Feeling smug, I decided chemotherapy and cancer weren't about to decide when I would lose my hair. I'd lose it myself and show them a thing or two about who was in charge. And so I had my hair cut that day. Short. Really short. At least for me. The chemo cut, I called it. And giving up most of my hair, on my own terms, gave me some sense of control over my life and the amount of mess I would make when I started to shed. Little did I know how much was left.

Except for popping by the hospital for blood tests, the next three weeks were uneventful. I felt perfectly fine. When the second treatment rolled around, I waltzed into the hospital thinking myself a seasoned chemo pro, happy to have life-saving toxins enter my body.

A week later, sleep began to strike at the most inopportune times. Like the night we were having dinner with friends and I dozed off in the dining chair somewhere in the middle of dinner. Alex woke me when it was time to go home and I joked that at least I hadn't landed in my plate, but inside, I fumed that my own body couldn't be trusted to perform the simple act of staying awake.

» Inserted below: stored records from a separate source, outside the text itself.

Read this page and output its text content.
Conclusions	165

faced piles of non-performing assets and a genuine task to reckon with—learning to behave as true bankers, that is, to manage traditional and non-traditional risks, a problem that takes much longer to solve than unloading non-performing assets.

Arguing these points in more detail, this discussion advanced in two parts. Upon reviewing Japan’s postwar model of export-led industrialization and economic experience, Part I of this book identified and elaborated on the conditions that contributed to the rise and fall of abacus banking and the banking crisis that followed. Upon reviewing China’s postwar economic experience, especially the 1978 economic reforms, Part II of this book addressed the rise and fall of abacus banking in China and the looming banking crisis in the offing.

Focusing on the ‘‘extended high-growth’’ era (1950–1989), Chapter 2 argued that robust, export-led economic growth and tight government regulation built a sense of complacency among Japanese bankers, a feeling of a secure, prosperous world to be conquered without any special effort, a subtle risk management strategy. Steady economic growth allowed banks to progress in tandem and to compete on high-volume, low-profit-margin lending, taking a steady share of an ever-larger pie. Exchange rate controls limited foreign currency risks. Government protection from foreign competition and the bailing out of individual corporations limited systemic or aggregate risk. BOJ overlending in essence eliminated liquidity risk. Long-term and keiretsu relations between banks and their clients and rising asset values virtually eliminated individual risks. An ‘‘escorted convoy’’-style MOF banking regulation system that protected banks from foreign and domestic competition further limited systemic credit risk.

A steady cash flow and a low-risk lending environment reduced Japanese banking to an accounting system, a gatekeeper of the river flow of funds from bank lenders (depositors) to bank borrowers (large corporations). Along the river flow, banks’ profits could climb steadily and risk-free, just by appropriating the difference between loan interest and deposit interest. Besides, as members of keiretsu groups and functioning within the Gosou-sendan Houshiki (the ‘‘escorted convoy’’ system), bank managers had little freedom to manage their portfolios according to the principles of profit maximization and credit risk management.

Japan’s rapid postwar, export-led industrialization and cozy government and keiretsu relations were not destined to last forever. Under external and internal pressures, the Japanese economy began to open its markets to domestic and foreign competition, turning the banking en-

By the third week of the second chemo cycle, I was not only exhausted but brewing a fever. Chemo, which doesn't distinguish between healthy and diseased cells, had reduced my healthy, infection-fighting neutrophils to dangerous levels. Neutropenia, it's called.

Dr. Kaminski admitted me to a private room in the hospital in order to minimize contact with anyone who might infect me. Large doses of antibiotics were pumped into me, and since other patients were out of sight, they were also out of mind. I still did not consider myself particularly ill, although I was. I was simply in some clinical hideaway for a small adjustment, an inconvenient but short incarceration of two days. Nothing more, nothing less. Alex, on the other hand, began to suspect this roller coaster we were on was going to be bumpier than either of us expected.

I was home for two days when another fever struck and a pain stabbed at my midsection so severely that I literally crawled on all fours up the stairs to reach the bedroom. Dr. Kaminski invited me straight back to the hospital, but this time admitted me to a different floor. Approaching it, with Alex pushing me in a wheelchair, I was stunned to read the sign on its double doors: "Hematology Oncology Unit/Bone Marrow Transplant/Restricted Area."

Whoa ... restricted from what? That sign signified, in no uncertain terms, how sick Dr. Kaminski thought I was. It stripped away my brave person mask and filled my eyes with tears that made me wonder what was in store for me behind the doors. Alex knelt beside me, gathered me in his arms, and tried to wipe away my tears. As he pushed me through them, I felt like a repeat offender entering San Quentin. Indeed, severed from the healthy world I knew, my world suddenly shrunk to the size of a cell.

Coming Tuesday: Hotel Hell. Part 1.

Betsy de Parry is the author of The Roller Coaster Chronicles and host of a series of webcasts about cancer. Find her on Facebook or Twitter or e-mail her.

Comments

Tim

Fri, Oct 22, 2010 : 2:50 p.m.

Neutropenia, such a wonderful side effect of low white cells and neutrophils! I know only too well the isolation that goes with it. Sharing you story through this blog let's us fellow fighters/survivors/cargivers know that we were not the only ones going through all the side effects, emotions and changes associated with "the roller coaster ride" we took/take. Thank you again Betsy for sharing your story.

Sharon

Fri, Oct 22, 2010 : 10:05 a.m.

Betsy, I love your hair short!! So sorry you are going through all of this terrible chemo stuff. We will pray really hard, that things will go well. Hang in there honey, everyone has your back!!